The last year of a troubled decade ended with the beginning of a series of long marches for the Malayan Communist Party. It drew on legends of the Japanese war to sustain morale. Within the jungle, songs and commemorations kept the dream alive, such as the marking of the legendary 1 September 1942 Batu Caves massacre, with a ‘91’ oath to reaffirm loyalty. It was a morality tale of strength in adversity that encouraged a belief in the inevitability of victory, a faith that
sustained the MNLA, even when it suffered severe reverses.
173
But its leaders knew that there was no road back: it was too late to break up the army and return to civilian life. They pressed ahead, hoping that some sudden shift in conditions within Malaya would occur, that a new wave of labour unrest might paralyse the country and allow them to take over. But neither this nor a dramatic widening of Malay support materialized. The Party’s 1 October 1951 directives – the product of two months of self-criticism by Chin Peng and his small politburo – openly acknowledged that the initial campaign of terror, the slashing of rubber trees and the destruction of identification cards, had hit hardest the Party’s own sympathizers. The MCP still looked to rebuild its political base, to attempt to recapture influence in the towns and revive the united front. But its fighting units began to withdraw into the deep jungle interior. Chin Peng and his dwindling headquarters was harassed from near Mentekab through a series of camps northwards to Raub, then to the Cameron Highlands and eventually, in the last weeks of 1953, compromised by betrayals from comrades in the pay of the Special Branch, he passed over the Thai border. The area around the Betong Salient remained the redoubt of the Malayan revolution until December 1989, when a peace treaty was finally signed in the Thai town of Haadyai. ‘I never admit that’s a failure’, Chin Peng said later. ‘It’s a temporary setback…’ But by this point guerrilla morale was deteriorating in many places, and more defections occurred.
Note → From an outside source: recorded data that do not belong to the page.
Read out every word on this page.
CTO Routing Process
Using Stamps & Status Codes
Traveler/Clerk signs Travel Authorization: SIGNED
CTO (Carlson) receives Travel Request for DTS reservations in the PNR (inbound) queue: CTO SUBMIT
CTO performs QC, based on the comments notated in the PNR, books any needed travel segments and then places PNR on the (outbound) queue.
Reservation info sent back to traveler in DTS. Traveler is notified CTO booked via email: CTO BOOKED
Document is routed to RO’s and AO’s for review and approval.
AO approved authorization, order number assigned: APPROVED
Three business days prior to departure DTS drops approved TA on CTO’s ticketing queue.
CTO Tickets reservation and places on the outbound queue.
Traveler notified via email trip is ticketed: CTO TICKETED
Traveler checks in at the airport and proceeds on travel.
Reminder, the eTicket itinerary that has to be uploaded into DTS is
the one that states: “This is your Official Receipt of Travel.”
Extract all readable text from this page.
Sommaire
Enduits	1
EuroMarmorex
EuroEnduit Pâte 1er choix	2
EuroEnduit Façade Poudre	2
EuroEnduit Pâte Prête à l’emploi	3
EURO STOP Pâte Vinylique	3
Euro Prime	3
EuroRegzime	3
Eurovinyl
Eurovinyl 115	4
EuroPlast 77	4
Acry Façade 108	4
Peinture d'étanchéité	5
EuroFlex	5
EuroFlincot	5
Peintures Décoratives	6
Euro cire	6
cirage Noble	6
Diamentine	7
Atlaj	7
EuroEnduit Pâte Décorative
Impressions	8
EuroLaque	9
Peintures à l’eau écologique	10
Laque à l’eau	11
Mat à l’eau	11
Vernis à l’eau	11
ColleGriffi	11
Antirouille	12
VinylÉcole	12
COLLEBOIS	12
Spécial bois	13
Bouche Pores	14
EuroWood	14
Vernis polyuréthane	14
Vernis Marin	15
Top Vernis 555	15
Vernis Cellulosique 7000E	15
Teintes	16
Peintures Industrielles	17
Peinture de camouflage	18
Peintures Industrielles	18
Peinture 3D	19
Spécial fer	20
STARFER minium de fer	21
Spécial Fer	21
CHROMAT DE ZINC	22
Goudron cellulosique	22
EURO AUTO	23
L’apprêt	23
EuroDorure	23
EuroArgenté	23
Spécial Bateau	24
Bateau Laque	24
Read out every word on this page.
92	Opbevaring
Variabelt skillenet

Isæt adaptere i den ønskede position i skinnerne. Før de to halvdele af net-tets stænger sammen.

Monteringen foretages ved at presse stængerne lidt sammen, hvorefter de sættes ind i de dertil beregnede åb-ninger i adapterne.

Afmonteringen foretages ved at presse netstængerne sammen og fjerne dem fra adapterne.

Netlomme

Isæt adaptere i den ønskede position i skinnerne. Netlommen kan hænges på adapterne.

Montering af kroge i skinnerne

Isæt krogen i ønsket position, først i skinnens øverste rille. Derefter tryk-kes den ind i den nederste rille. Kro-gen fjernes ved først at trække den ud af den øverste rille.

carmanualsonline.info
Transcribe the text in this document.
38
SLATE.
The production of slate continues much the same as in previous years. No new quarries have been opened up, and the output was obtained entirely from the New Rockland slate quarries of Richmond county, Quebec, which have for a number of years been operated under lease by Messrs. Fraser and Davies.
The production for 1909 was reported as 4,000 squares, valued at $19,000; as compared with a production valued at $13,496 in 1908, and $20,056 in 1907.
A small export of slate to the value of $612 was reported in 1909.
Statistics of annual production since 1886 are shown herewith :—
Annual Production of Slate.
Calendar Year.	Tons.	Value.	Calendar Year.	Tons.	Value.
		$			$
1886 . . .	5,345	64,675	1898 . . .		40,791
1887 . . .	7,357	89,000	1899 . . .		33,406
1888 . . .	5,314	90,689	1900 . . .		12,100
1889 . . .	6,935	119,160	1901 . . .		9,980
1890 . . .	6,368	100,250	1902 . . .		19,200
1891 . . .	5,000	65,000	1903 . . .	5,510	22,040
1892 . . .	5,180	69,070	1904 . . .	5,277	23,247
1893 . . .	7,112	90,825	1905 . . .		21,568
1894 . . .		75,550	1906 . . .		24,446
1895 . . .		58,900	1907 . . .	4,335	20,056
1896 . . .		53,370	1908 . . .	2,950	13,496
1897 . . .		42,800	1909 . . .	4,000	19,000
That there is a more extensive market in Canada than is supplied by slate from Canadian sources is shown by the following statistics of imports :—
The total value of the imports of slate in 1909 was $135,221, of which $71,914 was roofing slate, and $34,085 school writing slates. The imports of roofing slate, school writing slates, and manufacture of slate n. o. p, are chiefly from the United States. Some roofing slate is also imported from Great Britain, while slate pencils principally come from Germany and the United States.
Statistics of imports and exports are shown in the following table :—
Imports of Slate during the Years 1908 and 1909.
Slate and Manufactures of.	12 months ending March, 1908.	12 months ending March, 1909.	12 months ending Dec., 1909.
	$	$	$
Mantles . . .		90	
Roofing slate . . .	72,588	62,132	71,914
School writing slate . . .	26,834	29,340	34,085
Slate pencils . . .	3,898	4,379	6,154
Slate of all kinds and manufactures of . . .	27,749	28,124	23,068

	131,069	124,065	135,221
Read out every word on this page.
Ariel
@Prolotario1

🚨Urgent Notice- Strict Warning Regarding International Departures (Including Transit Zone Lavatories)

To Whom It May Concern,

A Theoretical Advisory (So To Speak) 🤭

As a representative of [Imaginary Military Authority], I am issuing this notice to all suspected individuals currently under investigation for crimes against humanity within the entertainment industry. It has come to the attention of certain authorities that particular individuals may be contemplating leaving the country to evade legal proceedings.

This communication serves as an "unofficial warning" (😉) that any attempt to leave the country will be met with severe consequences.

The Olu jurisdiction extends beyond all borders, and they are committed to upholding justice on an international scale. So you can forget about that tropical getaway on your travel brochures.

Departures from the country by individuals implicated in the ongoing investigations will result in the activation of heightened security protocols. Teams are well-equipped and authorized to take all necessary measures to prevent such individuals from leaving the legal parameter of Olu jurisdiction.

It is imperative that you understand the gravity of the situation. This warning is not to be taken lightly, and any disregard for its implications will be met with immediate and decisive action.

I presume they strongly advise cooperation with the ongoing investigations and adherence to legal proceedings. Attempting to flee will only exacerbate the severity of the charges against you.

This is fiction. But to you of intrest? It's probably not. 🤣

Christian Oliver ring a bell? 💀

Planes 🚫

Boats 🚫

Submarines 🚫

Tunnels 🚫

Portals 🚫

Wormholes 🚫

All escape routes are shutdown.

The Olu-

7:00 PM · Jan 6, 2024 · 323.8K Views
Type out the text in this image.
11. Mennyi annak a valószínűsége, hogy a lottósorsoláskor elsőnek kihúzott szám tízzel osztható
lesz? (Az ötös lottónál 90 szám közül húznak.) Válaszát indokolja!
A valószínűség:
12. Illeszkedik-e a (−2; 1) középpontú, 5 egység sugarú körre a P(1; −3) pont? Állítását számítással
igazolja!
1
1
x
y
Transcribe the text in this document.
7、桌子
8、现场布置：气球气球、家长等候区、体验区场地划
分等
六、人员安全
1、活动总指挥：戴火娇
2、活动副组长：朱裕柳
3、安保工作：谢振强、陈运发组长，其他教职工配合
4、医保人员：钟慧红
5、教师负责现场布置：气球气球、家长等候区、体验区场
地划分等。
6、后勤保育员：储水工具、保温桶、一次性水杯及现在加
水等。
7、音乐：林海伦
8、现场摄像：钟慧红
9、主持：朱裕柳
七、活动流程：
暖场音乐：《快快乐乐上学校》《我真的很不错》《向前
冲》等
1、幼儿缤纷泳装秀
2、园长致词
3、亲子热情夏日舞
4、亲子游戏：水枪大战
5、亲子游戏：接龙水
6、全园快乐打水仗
From this position the MCP could prolong the war indefinitely, but it could not win it. ‘I don’t think there was any opportunity of our success,’ reflected Chin Peng. ‘Without foreign aid, we could not defeat the British army, even if we expanded our forces to 10,000… the most was to continue to carry out the guerrilla warfare.’ The Party was now fighting for honour and for posterity, awaiting a general Asian uprising that would never come.